This question comes in mind while solving another question.
If $abc=1$, does $(a^2+b^2+c^2)^2 \geq a+b+c$ ?
I wonder if this question (if $abc=1$, then $a^2+b^2+c^2\ge a+b+c$) helps?
I wondered if AM-GM could help, but the extra square keeps bothering me while solving it.
Another thought: If $(a^2+b^2+c^2)^2 \geq 1$, then this statement will be true.

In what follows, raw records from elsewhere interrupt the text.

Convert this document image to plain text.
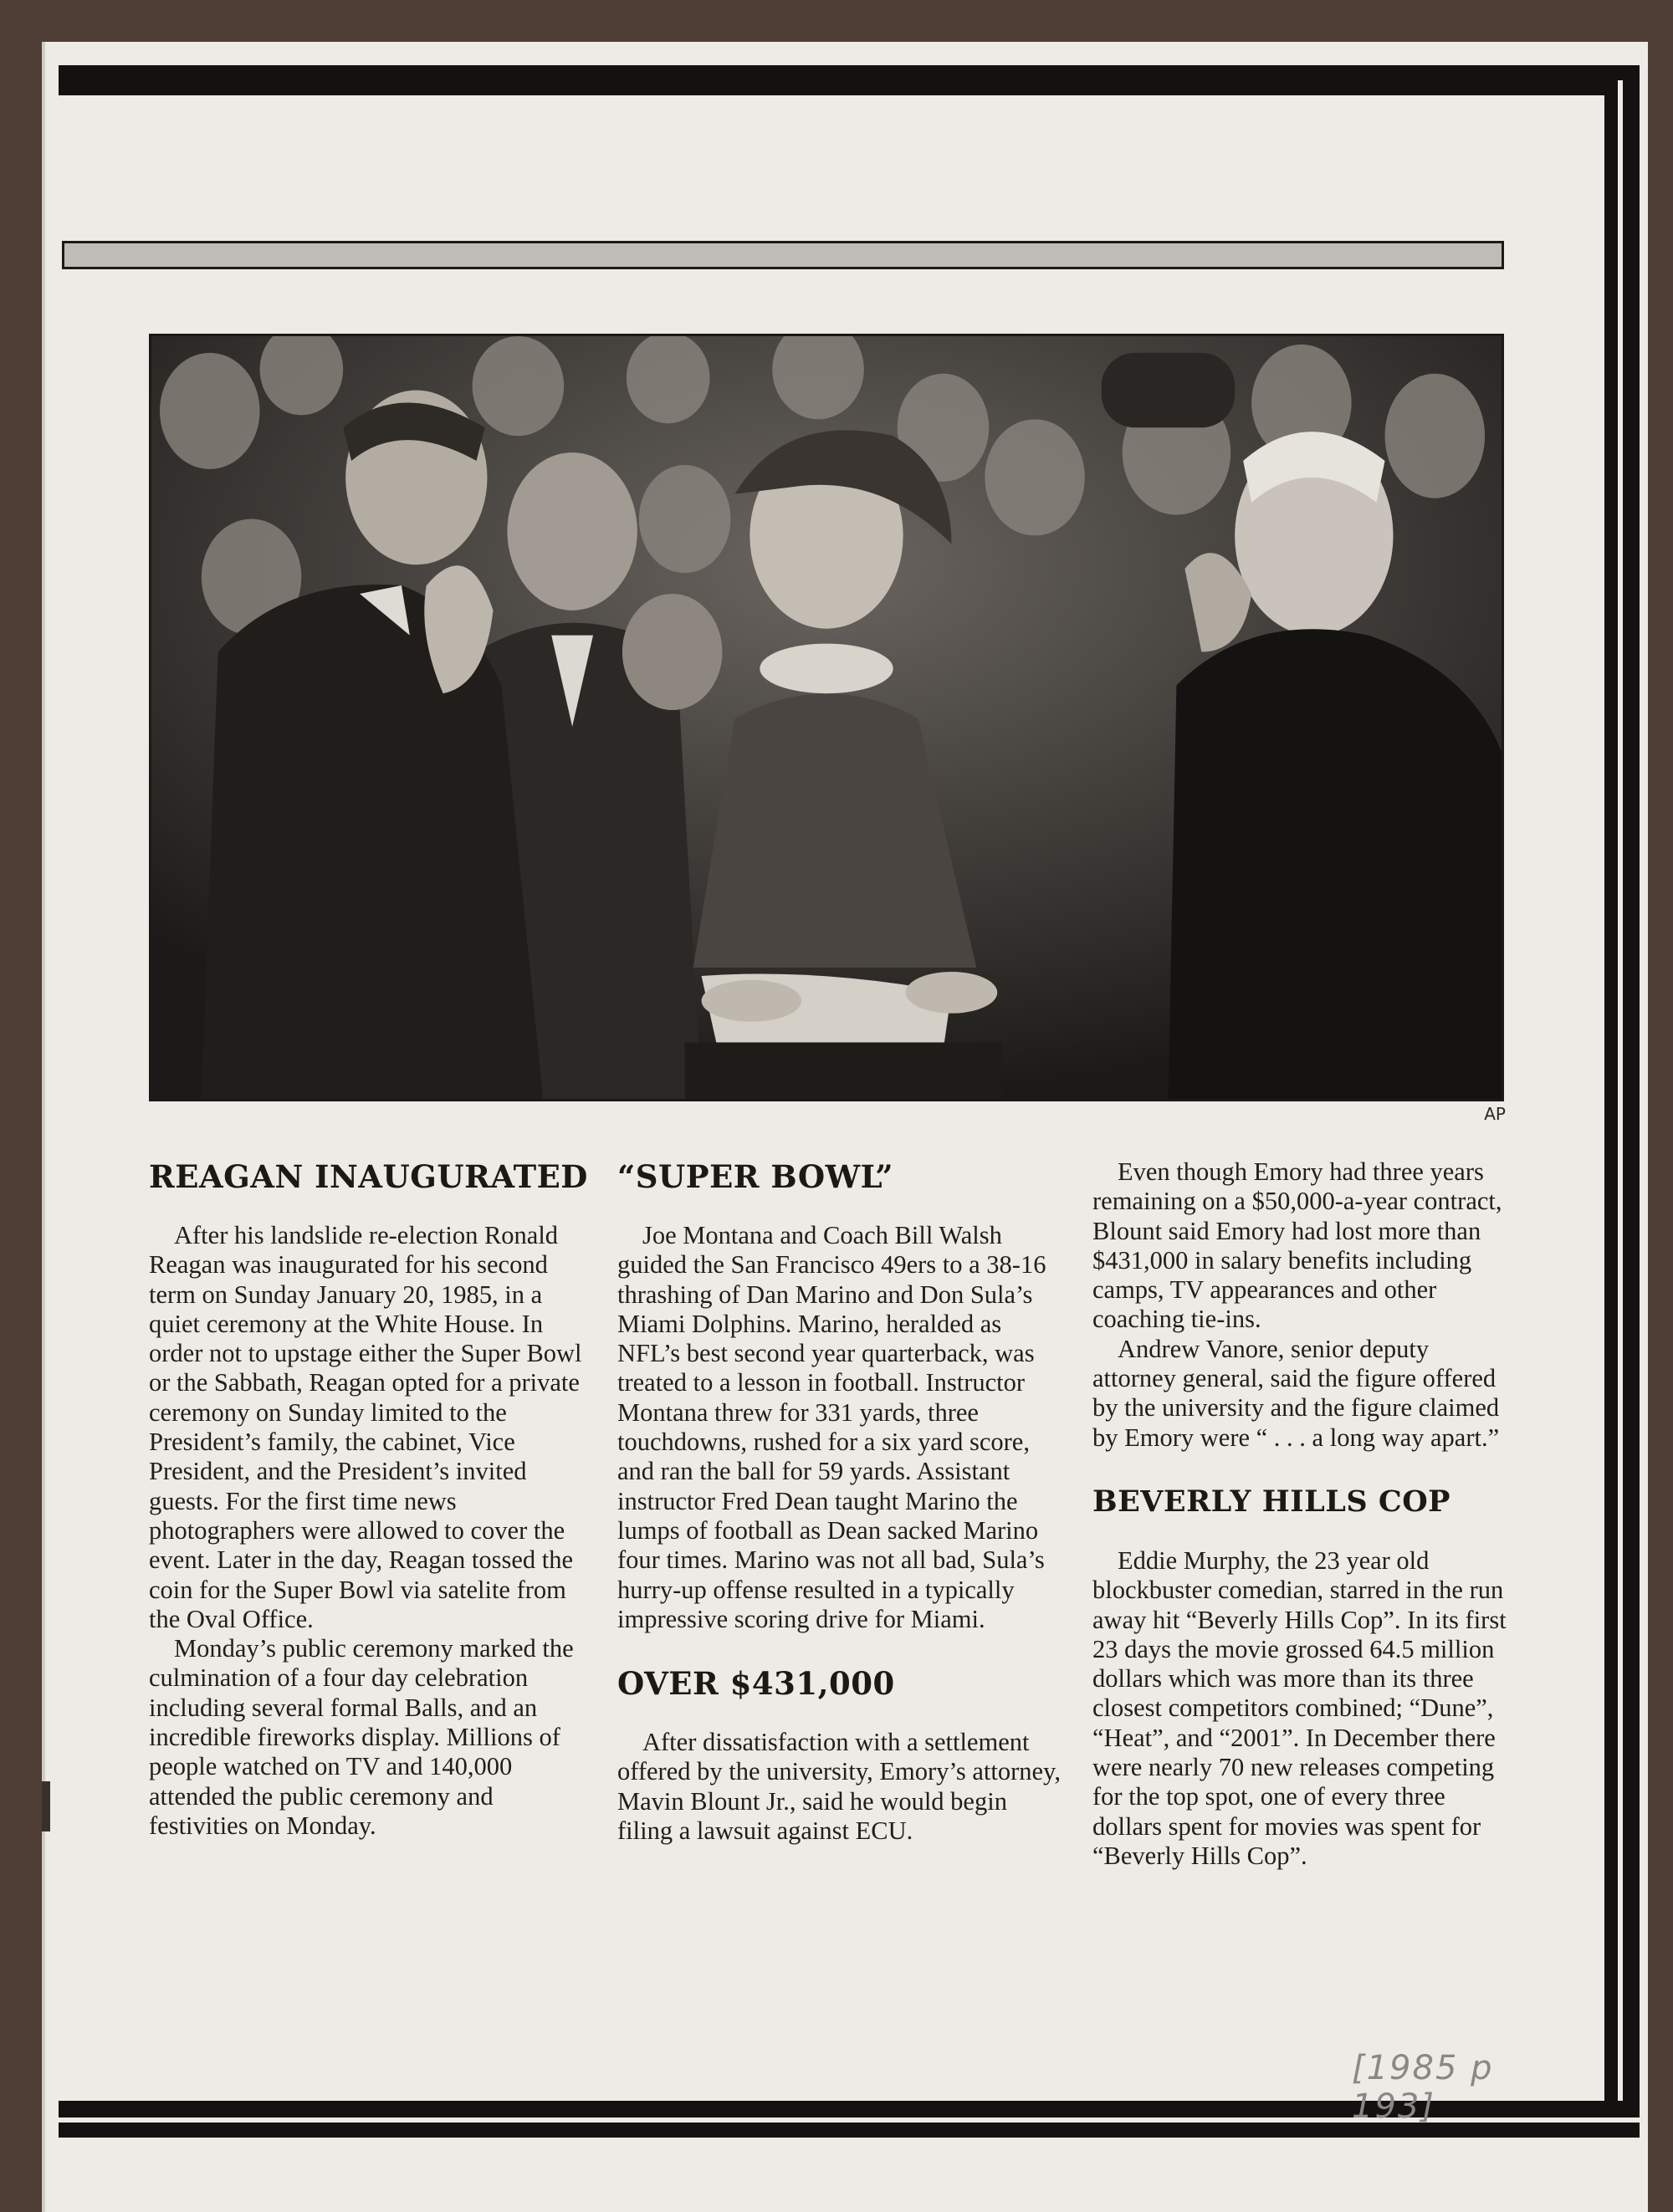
AP
REAGAN INAUGURATED

After his landslide re-election Ronald Reagan was inaugurated for his second term on Sunday January 20, 1985, in a quiet ceremony at the White House. In order not to upstage either the Super Bowl or the Sabbath, Reagan opted for a private ceremony on Sunday limited to the President’s family, the cabinet, Vice President, and the President’s invited guests. For the first time news photographers were allowed to cover the event. Later in the day, Reagan tossed the coin for the Super Bowl via satelite from the Oval Office.

Monday’s public ceremony marked the culmination of a four day celebration including several formal Balls, and an incredible fireworks display. Millions of people watched on TV and 140,000 attended the public ceremony and festivities on Monday.

“SUPER BOWL”

Joe Montana and Coach Bill Walsh guided the San Francisco 49ers to a 38-16 thrashing of Dan Marino and Don Sula’s Miami Dolphins. Marino, heralded as NFL’s best second year quarterback, was treated to a lesson in football. Instructor Montana threw for 331 yards, three touchdowns, rushed for a six yard score, and ran the ball for 59 yards. Assistant instructor Fred Dean taught Marino the lumps of football as Dean sacked Marino four times. Marino was not all bad, Sula’s hurry-up offense resulted in a typically impressive scoring drive for Miami.

OVER $431,000

After dissatisfaction with a settlement offered by the university, Emory’s attorney, Mavin Blount Jr., said he would begin filing a lawsuit against ECU.

Even though Emory had three years remaining on a $50,000-a-year contract, Blount said Emory had lost more than $431,000 in salary benefits including camps, TV appearances and other coaching tie-ins.

Andrew Vanore, senior deputy attorney general, said the figure offered by the university and the figure claimed by Emory were “ . . . a long way apart.”

BEVERLY HILLS COP

Eddie Murphy, the 23 year old blockbuster comedian, starred in the run away hit “Beverly Hills Cop”. In its first 23 days the movie grossed 64.5 million dollars which was more than its three closest competitors combined; “Dune”, “Heat”, and “2001”. In December there were nearly 70 new releases competing for the top spot, one of every three dollars spent for movies was spent for “Beverly Hills Cop”.

[1985 p 193]
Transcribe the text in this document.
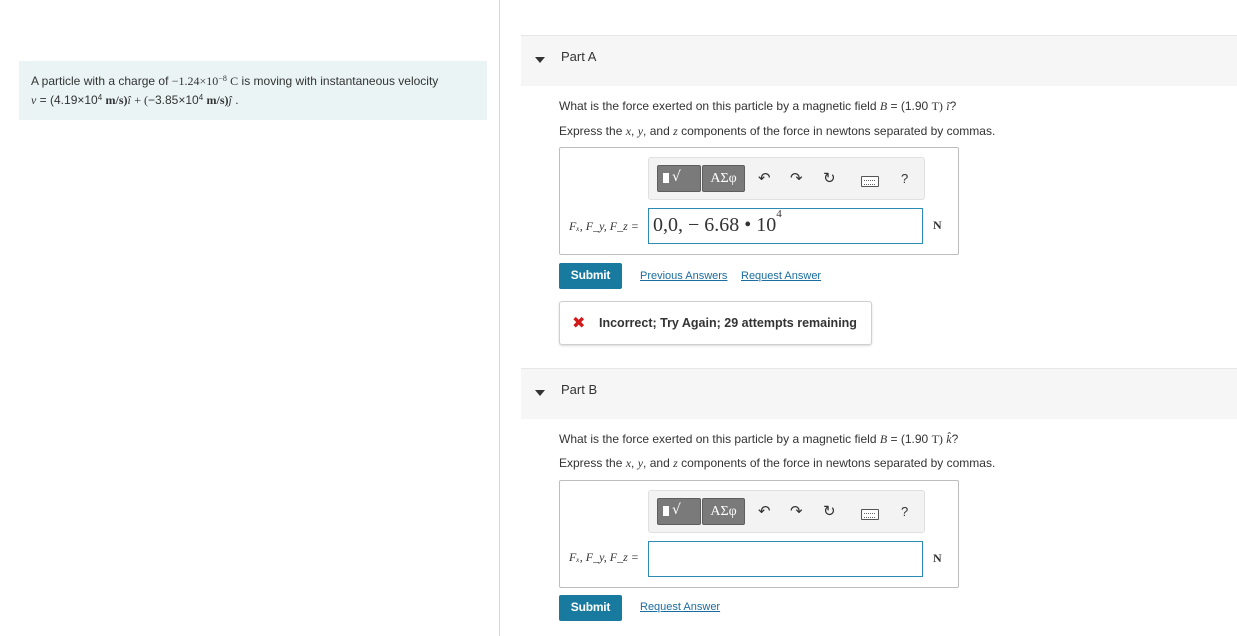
A particle with a charge of $-1.24\times 10^{-8}$ C is moving with instantaneous velocity
$v = (4.19\times 10^4$ m/s)î + ($-3.85\times 10^4$ m/s)ĵ .
Part A
What is the force exerted on this particle by a magnetic field B = (1.90 T) î?
Express the x, y, and z components of the force in newtons separated by commas.
√	ΑΣφ	↶ ↷ ↻	?
Fₓ, F_y, F_z = 0,0, − 6.68 • $10^4$
N
Submit	Previous Answers Request Answer
✖ Incorrect; Try Again; 29 attempts remaining
Part B
What is the force exerted on this particle by a magnetic field B = (1.90 T) k̂?
Express the x, y, and z components of the force in newtons separated by commas.
√	ΑΣφ	↶ ↷ ↻	?
Fₓ, F_y, F_z =	N
Submit	Request Answer
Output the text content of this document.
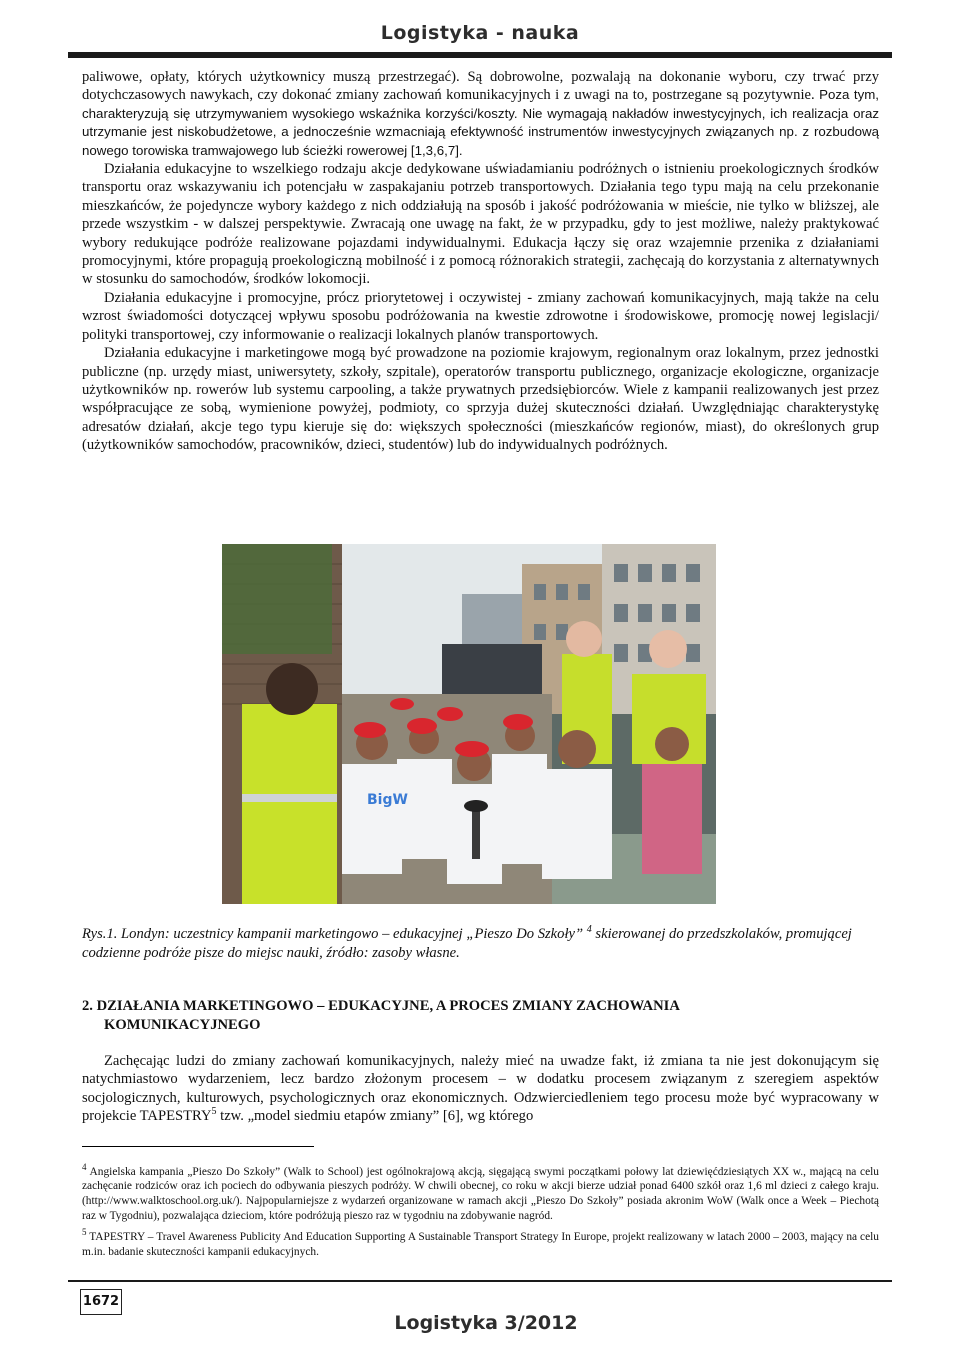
Logistyka - nauka

paliwowe, opłaty, których użytkownicy muszą przestrzegać). Są dobrowolne, pozwalają na dokonanie wyboru, czy trwać przy dotychczasowych nawykach, czy dokonać zmiany zachowań komunikacyjnych i z uwagi na to, postrzegane są pozytywnie. Poza tym, charakteryzują się utrzymywaniem wysokiego wskaźnika korzyści/koszty. Nie wymagają nakładów inwestycyjnych, ich realizacja oraz utrzymanie jest niskobudżetowe, a jednocześnie wzmacniają efektywność instrumentów inwestycyjnych związanych np. z rozbudową nowego torowiska tramwajowego lub ścieżki rowerowej [1,3,6,7].

Działania edukacyjne to wszelkiego rodzaju akcje dedykowane uświadamianiu podróżnych o istnieniu proekologicznych środków transportu oraz wskazywaniu ich potencjału w zaspakajaniu potrzeb transportowych. Działania tego typu mają na celu przekonanie mieszkańców, że pojedyncze wybory każdego z nich oddziałują na sposób i jakość podróżowania w mieście, nie tylko w bliższej, ale przede wszystkim - w dalszej perspektywie. Zwracają one uwagę na fakt, że w przypadku, gdy to jest możliwe, należy praktykować wybory redukujące podróże realizowane pojazdami indywidualnymi. Edukacja łączy się oraz wzajemnie przenika z działaniami promocyjnymi, które propagują proekologiczną mobilność i z pomocą różnorakich strategii, zachęcają do korzystania z alternatywnych w stosunku do samochodów, środków lokomocji.

Działania edukacyjne i promocyjne, prócz priorytetowej i oczywistej - zmiany zachowań komunikacyjnych, mają także na celu wzrost świadomości dotyczącej wpływu sposobu podróżowania na kwestie zdrowotne i środowiskowe, promocję nowej legislacji/ polityki transportowej, czy informowanie o realizacji lokalnych planów transportowych.

Działania edukacyjne i marketingowe mogą być prowadzone na poziomie krajowym, regionalnym oraz lokalnym, przez jednostki publiczne (np. urzędy miast, uniwersytety, szkoły, szpitale), operatorów transportu publicznego, organizacje ekologiczne, organizacje użytkowników np. rowerów lub systemu carpooling, a także prywatnych przedsiębiorców. Wiele z kampanii realizowanych jest przez współpracujące ze sobą, wymienione powyżej, podmioty, co sprzyja dużej skuteczności działań. Uwzględniając charakterystykę adresatów działań, akcje tego typu kieruje się do: większych społeczności (mieszkańców regionów, miast), do określonych grup (użytkowników samochodów, pracowników, dzieci, studentów) lub do indywidualnych podróżnych.

BigW
Rys.1. Londyn: uczestnicy kampanii marketingowo – edukacyjnej „Pieszo Do Szkoły” $^4$ skierowanej do przedszkolaków, promującej codzienne podróże pisze do miejsc nauki, źródło: zasoby własne.
2. DZIAŁANIA MARKETINGOWO – EDUKACYJNE, A PROCES ZMIANY ZACHOWANIA
KOMUNIKACYJNEGO

Zachęcając ludzi do zmiany zachowań komunikacyjnych, należy mieć na uwadze fakt, iż zmiana ta nie jest dokonującym się natychmiastowo wydarzeniem, lecz bardzo złożonym procesem – w dodatku procesem związanym z szeregiem aspektów socjologicznych, kulturowych, psychologicznych oraz ekonomicznych. Odzwierciedleniem tego procesu może być wypracowany w projekcie TAPESTRY$^5$ tzw. „model siedmiu etapów zmiany” [6], wg którego

$^4$ Angielska kampania „Pieszo Do Szkoły” (Walk to School) jest ogólnokrajową akcją, sięgającą swymi początkami połowy lat dziewięćdziesiątych XX w., mającą na celu zachęcanie rodziców oraz ich pociech do odbywania pieszych podróży. W chwili obecnej, co roku w akcji bierze udział ponad 6400 szkół oraz 1,6 ml dzieci z całego kraju. (http://www.walktoschool.org.uk/). Najpopularniejsze z wydarzeń organizowane w ramach akcji „Pieszo Do Szkoły” posiada akronim WoW (Walk once a Week – Piechotą raz w Tygodniu), pozwalająca dzieciom, które podróżują pieszo raz w tygodniu na zdobywanie nagród.

$^5$ TAPESTRY – Travel Awareness Publicity And Education Supporting A Sustainable Transport Strategy In Europe, projekt realizowany w latach 2000 – 2003, mający na celu m.in. badanie skuteczności kampanii edukacyjnych.

1672
Logistyka 3/2012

But how can I prove it?
On
Hint: use Lagrange multipliers method with $$f(a,b,c)=(a^2+b^2+c^2)^2+a+b+c\\g(a,b,c)=abc=1\\\nabla f=\lambda\nabla g$$
On
I'll suppose $a$, $b$, $c>0$ as that always seems to be assumed in these sorts of problems. Then your inequality is equivalent to $$(a^2+b^2+c^2)^2\ge abc(a+b+c)=a^2bc+b^2ac+c^2ab.$$
As $bc\le\frac12(b^2+c^2)$ etc. we get $$a^2bc+b^2ac+c^2ab\le a^2b^2+a^2c^2+b^2c^2$$ and that is clearly less than $(a^2+b^2+c^2)^2$.
We can do better: $$\frac{a^4+b^4}2+2a^2b^2\ge3a^2b^2$$ etc. Therefore $$a^2bc+b^2ac+c^2ab\le a^2b^2+a^2c^2+b^2c^2 \le\frac13(a^2+b^2+c^2)^2.$$
On
By Rearrangement inequality we have that
$$(a^2+b^2+c^2)^2\ge a^4+b^4+c^4\ge a^2bc+b^2ac+c^2ab=abc(a+b+c)=a+b+c$$
Yes, that question helps a lot! Note that by AM-GM inequality $a^2+b^2+c^2\ge 3(a^2b^2c^2)^{1/3}=3$. Since $x^2\geq x$ for all $x\geq 1$, it follows that $$(a^2+b^2+c^2)^2\geq a^2+b^2+c^2\geq a+b+c.$$